REIT Allocations Are Shifting: Nareit

Third-quarter data is in, and not all industry darlings slid the same way.

Allocations by active managers mostly shifted toward data center, telecommunications and health-care assets in the third quarter of 2024, according to new findings from Nareit. The dataset tracks quarterly investment holdings for the 26 largest actively managed real estate investment funds focusing on REIT investment.

Digital and health-care assets will be the twin pillars of real estate for the next decade, Alex Snyder, Portfolio Manager at CenterSquare Investment Management, told Commercial Property Executive. He has long believed this.

Chart from Nareit depicting change in investment weight by property sector as of the third quarter of 2024. Telecom, Specialty, Health Care, Data Centers and others are rising, while retail, industrial and residential are contracting.
New data shows interest continues to rise for several asset types, including telecom, data centers and health-care real estate. Chart courtesy of Nareit

“This is exemplified nowhere better than in the positive movement of stock prices for the REITs that play in those places,” he added. “Big tech has been spending tens of billions of dollars a quarter in an artificial intelligence arms race, and, per many projections, multiple trillions of dollars will be spent on compute and its related infrastructure over the next decade.”

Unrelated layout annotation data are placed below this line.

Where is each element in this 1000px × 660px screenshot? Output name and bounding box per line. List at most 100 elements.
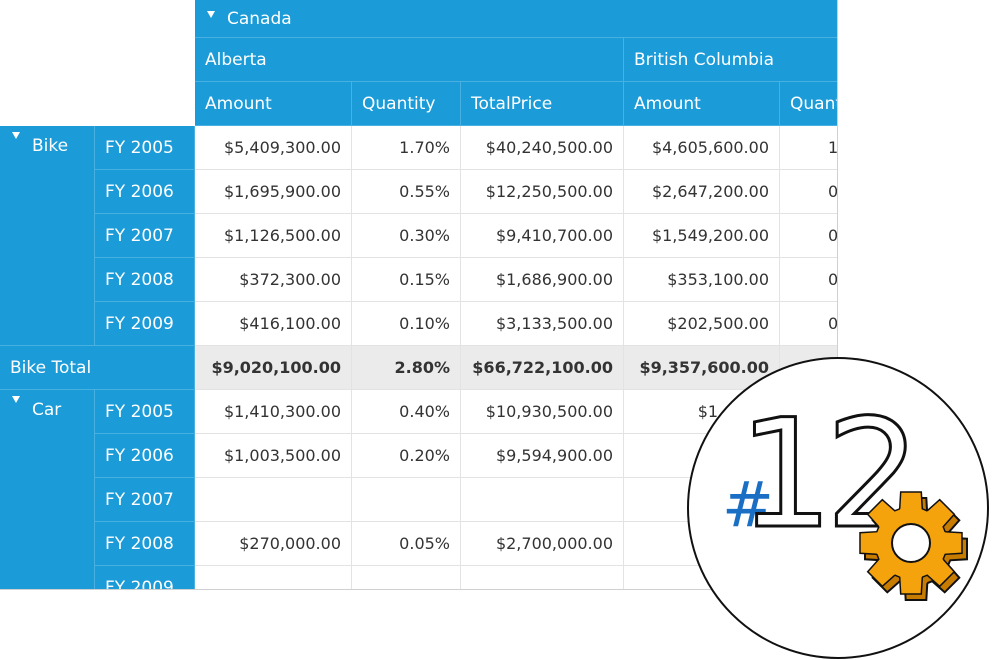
data-cell-text: 0 bbox=[828, 182, 838, 201]
total-cell-text: $9,020,100.00 bbox=[211, 358, 341, 377]
row-header: FY 2008 bbox=[95, 522, 195, 566]
row-header: FY 2006 bbox=[95, 434, 195, 478]
total-cell: 2.80% bbox=[352, 346, 461, 390]
data-cell: $10,930,500.00 bbox=[461, 390, 624, 434]
row-header-text: FY 2006 bbox=[105, 181, 174, 202]
data-cell-text: 0.55% bbox=[399, 182, 450, 201]
data-cell: $40,240,500.00 bbox=[461, 126, 624, 170]
data-cell-text: $1,686,900.00 bbox=[495, 270, 613, 289]
badge-number: 12 bbox=[738, 388, 913, 562]
measure-header: Quantity bbox=[780, 82, 837, 126]
data-cell: $3,133,500.00 bbox=[461, 302, 624, 346]
row-header-text: FY 2008 bbox=[105, 533, 174, 554]
measure-header: Amount bbox=[195, 82, 352, 126]
row-header-text: FY 2007 bbox=[105, 225, 174, 246]
data-cell-text: $353,100.00 bbox=[667, 270, 769, 289]
data-cell: 1.70% bbox=[352, 126, 461, 170]
data-cell: 0 bbox=[780, 302, 838, 346]
data-cell-text: 0.30% bbox=[399, 226, 450, 245]
data-cell: $1,126,500.00 bbox=[195, 214, 352, 258]
measure-header-text: Quantity bbox=[362, 93, 436, 114]
data-cell bbox=[195, 566, 352, 589]
row-header: FY 2005 bbox=[95, 126, 195, 170]
data-cell-text: $9,594,900.00 bbox=[495, 446, 613, 465]
data-cell-text: $202,500.00 bbox=[667, 314, 769, 333]
row-header: FY 2009 bbox=[95, 566, 195, 589]
total-cell-text: $66,722,100.00 bbox=[472, 358, 613, 377]
row-header: FY 2005 bbox=[95, 390, 195, 434]
row-group-header[interactable]: Car bbox=[0, 390, 95, 589]
data-cell: $1,686,900.00 bbox=[461, 258, 624, 302]
data-cell-text: 0 bbox=[828, 314, 838, 333]
gear-icon bbox=[859, 491, 968, 601]
data-cell: 0 bbox=[780, 214, 838, 258]
data-cell-text: $10,930,500.00 bbox=[485, 402, 613, 421]
data-cell-text: $1,126,500.00 bbox=[223, 226, 341, 245]
row-header-text: FY 2005 bbox=[105, 137, 174, 158]
data-cell: $12,250,500.00 bbox=[461, 170, 624, 214]
data-cell-text: 0 bbox=[828, 270, 838, 289]
row-header-text: FY 2007 bbox=[105, 489, 174, 510]
measure-header: TotalPrice bbox=[461, 82, 624, 126]
row-header-text: FY 2008 bbox=[105, 269, 174, 290]
data-cell: $202,500.00 bbox=[624, 302, 780, 346]
data-cell-text: 1 bbox=[828, 138, 838, 157]
data-cell-text: 0 bbox=[828, 226, 838, 245]
row-header: FY 2007 bbox=[95, 478, 195, 522]
data-cell: 0.55% bbox=[352, 170, 461, 214]
region-header-text: Alberta bbox=[205, 49, 267, 70]
row-header: FY 2007 bbox=[95, 214, 195, 258]
data-cell: $416,100.00 bbox=[195, 302, 352, 346]
data-cell: 0 bbox=[780, 170, 838, 214]
data-cell-text: 0.15% bbox=[399, 270, 450, 289]
data-cell: $1,549,200.00 bbox=[624, 214, 780, 258]
data-cell: $372,300.00 bbox=[195, 258, 352, 302]
data-cell-text: 1.70% bbox=[399, 138, 450, 157]
data-cell-text: 0.40% bbox=[399, 402, 450, 421]
row-group-header-text: Car bbox=[32, 400, 62, 420]
data-cell: $4,605,600.00 bbox=[624, 126, 780, 170]
data-cell-text: 0.10% bbox=[399, 314, 450, 333]
data-cell: $270,000.00 bbox=[195, 522, 352, 566]
data-cell: $1,003,500.00 bbox=[195, 434, 352, 478]
gear-part bbox=[891, 523, 931, 563]
total-cell-text: 2.80% bbox=[394, 358, 450, 377]
data-cell: 0.15% bbox=[352, 258, 461, 302]
data-cell-text: $1,549,200.00 bbox=[651, 226, 769, 245]
data-cell-text: $1,410,300.00 bbox=[223, 402, 341, 421]
data-cell bbox=[461, 566, 624, 589]
data-cell-text: $1,695,900.00 bbox=[223, 182, 341, 201]
data-cell bbox=[461, 478, 624, 522]
data-cell: 0.20% bbox=[352, 434, 461, 478]
country-header[interactable]: Canada bbox=[195, 0, 837, 38]
data-cell-text: $40,240,500.00 bbox=[485, 138, 613, 157]
data-cell-text: $270,000.00 bbox=[239, 534, 341, 553]
region-header: Alberta bbox=[195, 38, 624, 82]
data-cell-text: $4,605,600.00 bbox=[651, 138, 769, 157]
region-header-text: British Columbia bbox=[634, 49, 775, 70]
data-cell: 0.05% bbox=[352, 522, 461, 566]
data-cell-text: $5,409,300.00 bbox=[223, 138, 341, 157]
total-cell: $9,020,100.00 bbox=[195, 346, 352, 390]
measure-header-text: Amount bbox=[634, 93, 701, 114]
total-row-header-text: Bike Total bbox=[10, 357, 92, 378]
data-cell-text: $12,250,500.00 bbox=[485, 182, 613, 201]
row-header: FY 2006 bbox=[95, 170, 195, 214]
measure-header-text: Quantity bbox=[790, 93, 837, 114]
data-cell-text: $2,647,200.00 bbox=[651, 182, 769, 201]
data-cell: 1 bbox=[780, 126, 838, 170]
data-cell-text: $9,410,700.00 bbox=[495, 226, 613, 245]
row-header-text: FY 2005 bbox=[105, 401, 174, 422]
row-header: FY 2009 bbox=[95, 302, 195, 346]
data-cell: 0.30% bbox=[352, 214, 461, 258]
data-cell bbox=[195, 478, 352, 522]
data-cell-text: $2,700,000.00 bbox=[495, 534, 613, 553]
row-group-header[interactable]: Bike bbox=[0, 126, 95, 346]
row-header-text: FY 2009 bbox=[105, 313, 174, 334]
data-cell: $1,410,300.00 bbox=[195, 390, 352, 434]
total-cell-text: $9,357,600.00 bbox=[639, 358, 769, 377]
total-row-header: Bike Total bbox=[0, 346, 195, 390]
measure-header-text: TotalPrice bbox=[471, 93, 553, 114]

READ ALSO: The Dizzying Pace of Data Center Investment


Health care’s share of its index weight translates to it being overweight by 115 percent—or 1.8 percentage points. Snyder said health-care real estate is benefiting from an aging population.

“As we experience a sharply gray demographic shift, the number of people requiring extra care in specialized facilities is expected to increase markedly,” he pointed out.

Chart from Nareit depicting historic sequences of change in investment preference across property sectors (both month-over-month and year-over-year).
New preferences are increasing their share, while residential, retail and industrial are taking the back seat. Table courtesy of Nareit

“There is also precious little supply in most health-care real estate, particularly assisted living and skilled nursing facilities, given the difficulty of obtaining financing for development and the difficulty of operating them once they’re built. You don’t need an economist to tell you if high demand and low supply are a favorable setup.”

Meanwhile, retail (-0.4 percent), industrial (-3.6 percent) and residential (-4.7 percent) all retreated year-over-year and quarter-over-quarter. Industrial has fallen each quarter for the past year. In more specialized categories, timberland and self storage rose, both year-over-year and quarter-over-quarter.

Taking a look at data centers, telecom

The Nareit report also found that data centers and telecommunications are now the most overweight relative to their index weight, with investments at 130 and 123 percent of their index shares, respectively. Data centers now comprise 9.1 percent of the All Equity Index.

“In the third quarter, active fund managers overweighted their allocations to data centers by 2.7 percentage points, which put it at 130 percent of its share of the index,” according to the report.

Telecommunications had the largest year-over-year increase for the second consecutive quarter, up 3.3 percentage points. Its quarterly growth of nearly 1.5 percent was also the highest.